To the Editor:—
We read with interest the article by Hadzic et al. 1regarding the use of scalene regional anesthesia in rotator cuff surgery. Any prospective, randomized study on this topic is to be applauded, although Kinnard et al. 2also performed a prospective randomized study in 1994. We had a number of questions about the study of Hadzic et al. Rotator cuff repair can be performed with a variety of techniques, and the type of technique—arthroscopic, mini-open, or open—must be described in the method section, because randomization does not guarantee that equal numbers would be presented in each group. All arthroscopic rotator cuff repair in particular does not require any extraordinary efforts to manage perioperative pain and might have changed the results of this study. Clearly the physicians, nursing staff, and patients could not possibly have been blinded to the presence of a paralyzed, anesthetic extremity, and the study for this reason is not blinded. The term “light sleep” might be better defined, because some might define these patients as having both scalene and general anesthesia. The 16% rate of admission for general anesthesia for rotator cuff surgery is quite atypical and worrisome; in an outpatient center, any persistent rate of admission of more than 10% of patients would cause the facility to be disaccredited by the Joint Commission on Accreditation of Healthcare Organizations. The study clearly states that after discharge, there was no difference between the two techniques of any kind except for the patient choice to do the same technique again, a difficult decision for a patient who has had experience with only one of the two techniques.
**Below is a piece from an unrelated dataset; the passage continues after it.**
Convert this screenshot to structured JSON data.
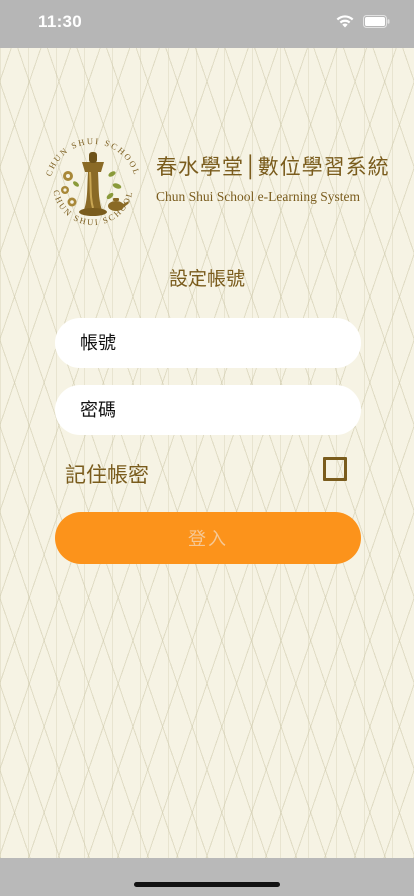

Our greatest concern was over cost analysis and the discussion of complications. One of the most difficult sections of our article was the discussion of cost of general versus regional anesthesia.3In our institution, scalene regional anesthesia resulted in an increased cost of $1,507. The modest savings reported in this study generated by bypassing the phase 1 postanesthesia care unit would not offset this. In most outpatient centers, the phase 1 and phase 2 postanesthesia care unit patients would be commingled, with no savings generated at all. Serious complications remain the primary concern with scalene blocks. Although experience does decrease the rate of complications, it does not obviate them. One of the two neurologic injuries reported in our study occurred at a leading clinic with significant experience in regional anesthesia,3and the serious complication reported by Tetzlaff et al. 4occurred at Cleveland Clinic after a report of several hundred successful blocks. The authors freely admit that their study was underpowered to make a conclusion about a variety of outcomes of the study. Statistical analysis shows that their study would have required 103 patients in the block group to detect a 3.6% difference in their complication rate with a 95% confidence level. Because this is the difference in complication rates reported between their study and ours, their study is underpowered to make the conclusion that their complication rate is significantly different from ours as well.
The primary problem remains the rare but measurable rate of serious complications present in all large studies. Any single significant complication would offset the modest improvement in perioperative pain control. As recent lively discussions on this topic at the 2004 American Shoulder and Elbow Surgeons’ meeting (New York, New York, September 29, 2004 through October 02, 2004) can attest, this subject is far from closed.